The filing comes as Gawker’s legal battle with the wrestler Hulk Hogan (real name Terry Bollea) drags on. Hogan sued Gawker after the site published a clip of his sex tape and a blog post analyzing it; his lawsuit, as well as others against Gawker, have been funded by investor Peter Thiel, whose backing was only revealed recently.

A jury awarded Hogan $140 million in March, a decision Gawker is appealing.

Gawker asked the judge in the Hogan case to allow the appeal to progress before forcing the company to pay up, but the judge denied the request today, Politico reports. The judge’s ruling likely prompted the bankruptcy filing.

Gawker Media’s Chapter 11 bankruptcy filing says that the company’s assets are worth $50 to $100 million and that it faces liabilities (including the payout to Hogan) of $100 to $500 million.

The bankruptcy proceeding means the media company, which owns the publishing platform Kinja and runs the Gawker, Jezebel, Deadspin and other sites, will be auctioned. Gawker Media planned to sell a minority stake to Columbus Nova Technology Partners in January, in an effort to secure funding for its legal fight.

Gawker Media already has an interested buyer — publisher Ziff Davis, which runs PC Mag, reached an agreement to acquire the company, though other bids are expected through the bankruptcy process.

“Ziff Davis has entered into an asset purchase agreement to acquire all of these properties (free of GMG’s liabilities), subject to the outcome of a Court-supervised auction.

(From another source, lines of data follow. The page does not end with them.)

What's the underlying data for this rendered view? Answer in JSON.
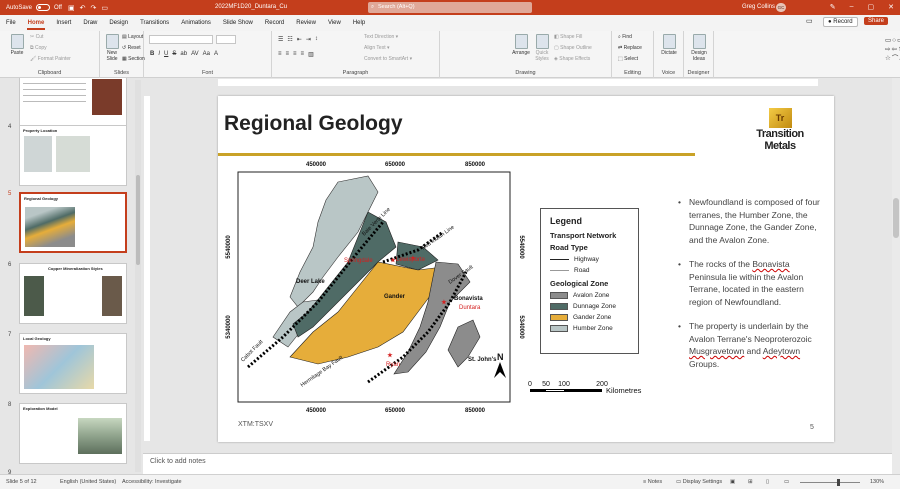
{
  "titlebar": {
    "autosave": "AutoSave",
    "autosave_state": "Off",
    "doc_title": "2022MF1D20_Duntara_Cu",
    "search_placeholder": "Search (Alt+Q)",
    "user": "Greg Collins",
    "initials": "GC"
  },
  "tabs": [
    "File",
    "Home",
    "Insert",
    "Draw",
    "Design",
    "Transitions",
    "Animations",
    "Slide Show",
    "Record",
    "Review",
    "View",
    "Help"
  ],
  "active_tab": "Home",
  "top_right": {
    "record": "Record",
    "share": "Share"
  },
  "ribbon": {
    "clipboard": {
      "label": "Clipboard",
      "paste": "Paste",
      "cut": "Cut",
      "copy": "Copy",
      "format_painter": "Format Painter"
    },
    "slides": {
      "label": "Slides",
      "new_slide": "New Slide",
      "layout": "Layout",
      "reset": "Reset",
      "section": "Section"
    },
    "font": {
      "label": "Font",
      "buttons": [
        "B",
        "I",
        "U",
        "S",
        "ab",
        "AV",
        "Aa",
        "A"
      ]
    },
    "paragraph": {
      "label": "Paragraph",
      "text_direction": "Text Direction",
      "align_text": "Align Text",
      "convert_smartart": "Convert to SmartArt"
    },
    "drawing": {
      "label": "Drawing",
      "arrange": "Arrange",
      "quick_styles": "Quick Styles",
      "shape_fill": "Shape Fill",
      "shape_outline": "Shape Outline",
      "shape_effects": "Shape Effects"
    },
    "editing": {
      "label": "Editing",
      "find": "Find",
      "replace": "Replace",
      "select": "Select"
    },
    "voice": {
      "label": "Voice",
      "dictate": "Dictate"
    },
    "designer": {
      "label": "Designer",
      "design_ideas": "Design Ideas"
    }
  },
  "thumbnails": [
    {
      "num": "",
      "title": ""
    },
    {
      "num": "4",
      "title": "Property Location"
    },
    {
      "num": "5",
      "title": "Regional Geology"
    },
    {
      "num": "6",
      "title": "Copper Mineralization Styles"
    },
    {
      "num": "7",
      "title": "Local Geology"
    },
    {
      "num": "8",
      "title": "Exploration Model"
    },
    {
      "num": "9",
      "title": ""
    }
  ],
  "slide": {
    "title": "Regional Geology",
    "logo": "Transition Metals",
    "logo_mark": "Tr",
    "footer": "XTM:TSXV",
    "page": "5",
    "bullets": [
      [
        "Newfoundland is composed of four terranes, the Humber Zone, the Dunnage Zone, the Gander Zone, and the Avalon Zone."
      ],
      [
        "The rocks of the ",
        "Bonavista",
        " Peninsula lie within the Avalon Terrane, located in the eastern region of Newfoundland."
      ],
      [
        "The property is underlain by the Avalon Terrane's Neoproterozoic ",
        "Musgravetown",
        " and ",
        "Adeytown",
        " Groups."
      ]
    ]
  },
  "map": {
    "x_ticks": [
      "450000",
      "650000",
      "850000"
    ],
    "y_ticks": [
      "5540000",
      "5340000"
    ],
    "faults": [
      "Baie Verte Line",
      "Red Indian Line",
      "Dover Fault",
      "Cabot Fault",
      "Hermitage Bay Fault"
    ],
    "places": [
      "Deer Lake",
      "Gander",
      "Bonavista",
      "St. John's"
    ],
    "red_places": [
      "Springdale",
      "Lewisporte",
      "Duntara",
      "Ryan"
    ],
    "north": "N",
    "scale": [
      "0",
      "50",
      "100",
      "200"
    ],
    "scale_unit": "Kilometres"
  },
  "legend": {
    "title": "Legend",
    "transport": "Transport Network",
    "road_type": "Road Type",
    "roads": [
      "Highway",
      "Road"
    ],
    "geo_zone": "Geological Zone",
    "zones": [
      {
        "name": "Avalon Zone",
        "color": "#8c8c8c"
      },
      {
        "name": "Dunnage Zone",
        "color": "#4f6b66"
      },
      {
        "name": "Gander Zone",
        "color": "#e6ad3a"
      },
      {
        "name": "Humber Zone",
        "color": "#b9c6c6"
      }
    ]
  },
  "notes": "Click to add notes",
  "status": {
    "slide": "Slide 5 of 12",
    "language": "English (United States)",
    "accessibility": "Accessibility: Investigate",
    "notes": "Notes",
    "display": "Display Settings",
    "zoom": "130%"
  }
}
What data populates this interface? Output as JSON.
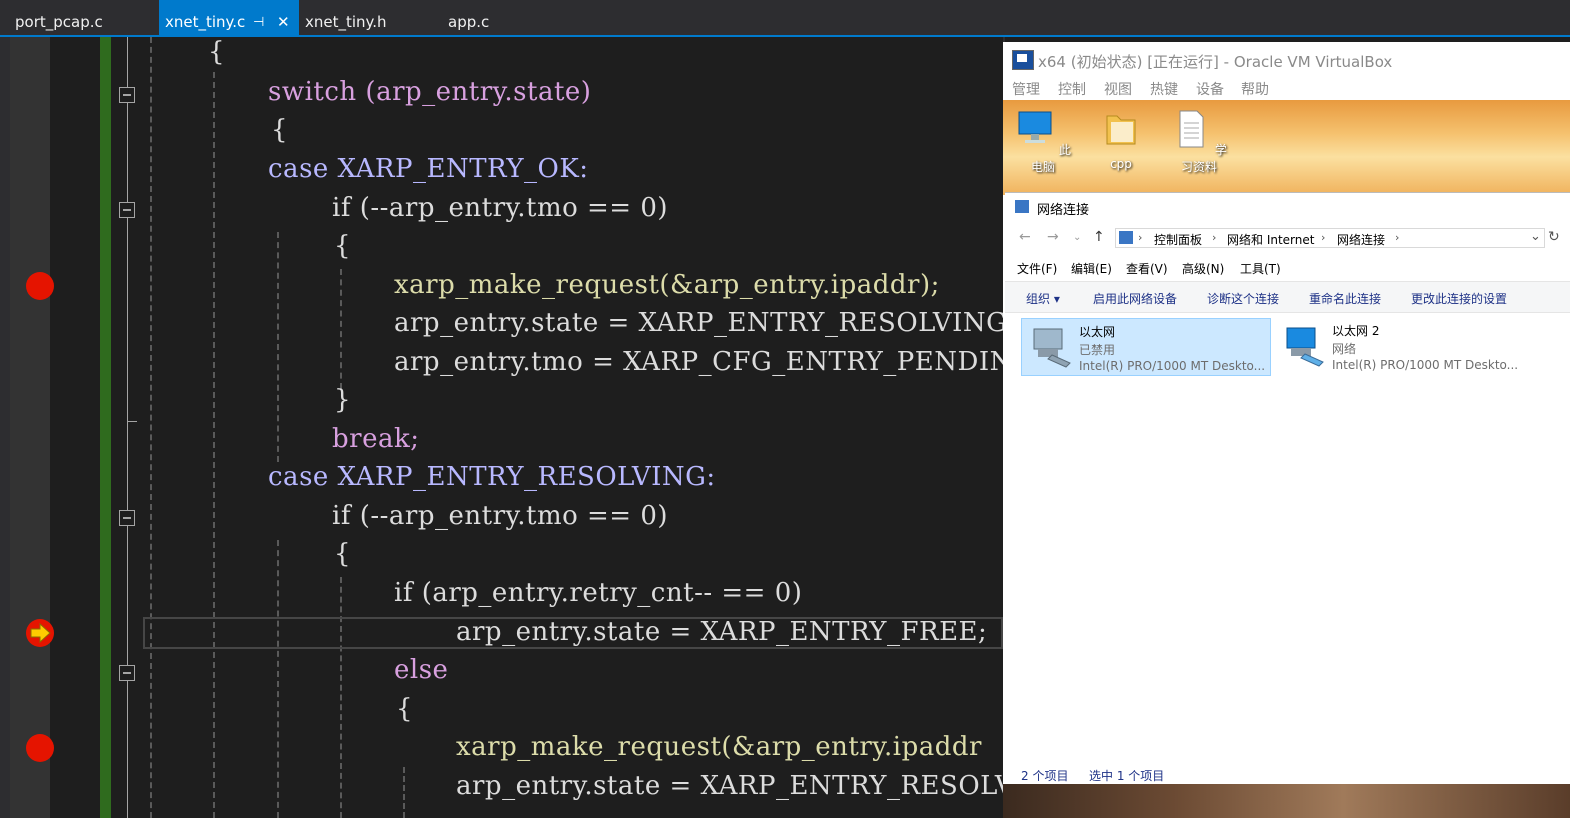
{
  "ide": {
    "tabs": [
      {
        "label": "port_pcap.c",
        "active": false
      },
      {
        "label": "xnet_tiny.c",
        "active": true,
        "pin": "⊣",
        "close": "✕"
      },
      {
        "label": "xnet_tiny.h",
        "active": false
      },
      {
        "label": "app.c",
        "active": false
      }
    ],
    "code_lines": [
      "{",
      "switch (arp_entry.state)",
      "{",
      "case XARP_ENTRY_OK:",
      "if (--arp_entry.tmo == 0)",
      "{",
      "xarp_make_request(&arp_entry.ipaddr);",
      "arp_entry.state = XARP_ENTRY_RESOLVING;",
      "arp_entry.tmo = XARP_CFG_ENTRY_PENDING_",
      "}",
      "break;",
      "case XARP_ENTRY_RESOLVING:",
      "if (--arp_entry.tmo == 0)",
      "{",
      "if (arp_entry.retry_cnt-- == 0)",
      "arp_entry.state = XARP_ENTRY_FREE;",
      "else",
      "{",
      "xarp_make_request(&arp_entry.ipaddr",
      "arp_entry.state = XARP_ENTRY_RESOLV"
    ],
    "colors": {
      "accent": "#007acc",
      "breakpoint": "#e51400",
      "change_bar": "#2f6b1e"
    }
  },
  "vbox": {
    "title": "x64 (初始状态) [正在运行] - Oracle VM VirtualBox",
    "menu": [
      "管理",
      "控制",
      "视图",
      "热键",
      "设备",
      "帮助"
    ],
    "desktop_icons": [
      {
        "label": "此电脑",
        "icon": "computer-icon"
      },
      {
        "label": "cpp",
        "icon": "folder-icon"
      },
      {
        "label": "学习资料",
        "icon": "document-icon"
      }
    ],
    "net_window": {
      "title": "网络连接",
      "breadcrumb": [
        "控制面板",
        "网络和 Internet",
        "网络连接"
      ],
      "menu": [
        "文件(F)",
        "编辑(E)",
        "查看(V)",
        "高级(N)",
        "工具(T)"
      ],
      "commands": [
        "组织 ▾",
        "启用此网络设备",
        "诊断这个连接",
        "重命名此连接",
        "更改此连接的设置"
      ],
      "adapters": [
        {
          "name": "以太网",
          "status": "已禁用",
          "device": "Intel(R) PRO/1000 MT Deskto...",
          "selected": true
        },
        {
          "name": "以太网 2",
          "status": "网络",
          "device": "Intel(R) PRO/1000 MT Deskto...",
          "selected": false
        }
      ],
      "status": {
        "count": "2 个项目",
        "selected": "选中 1 个项目"
      }
    }
  }
}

Under the Chapter 11 process, the Bankruptcy Court will soon set a schedule for other potential bidders to enter the sale process. There will then be an auction, which will likely take place at the end of July,” Ziff Davis CEO Vivek Shah wrote in a memo acquired by Recode.

In a press release about the purchase agreement, Gawker founder Nick Denton said, “We have been forced by this litigation to give up our longstanding independence, but our writers remain committed to telling the true stories that underpin credibility with our millions of readers. With stronger backing and disentangled from litigation, they can perform their vital work on more platforms and in different forms.”

Disclosure: This writer formerly worked for A.J. Daulerio at the news site Ratter. Daulerio is the author of the Gawker post on Hogan’s sex tape, and he was also found personally liable in the lawsuit.

Anthony Ha contributed to this post.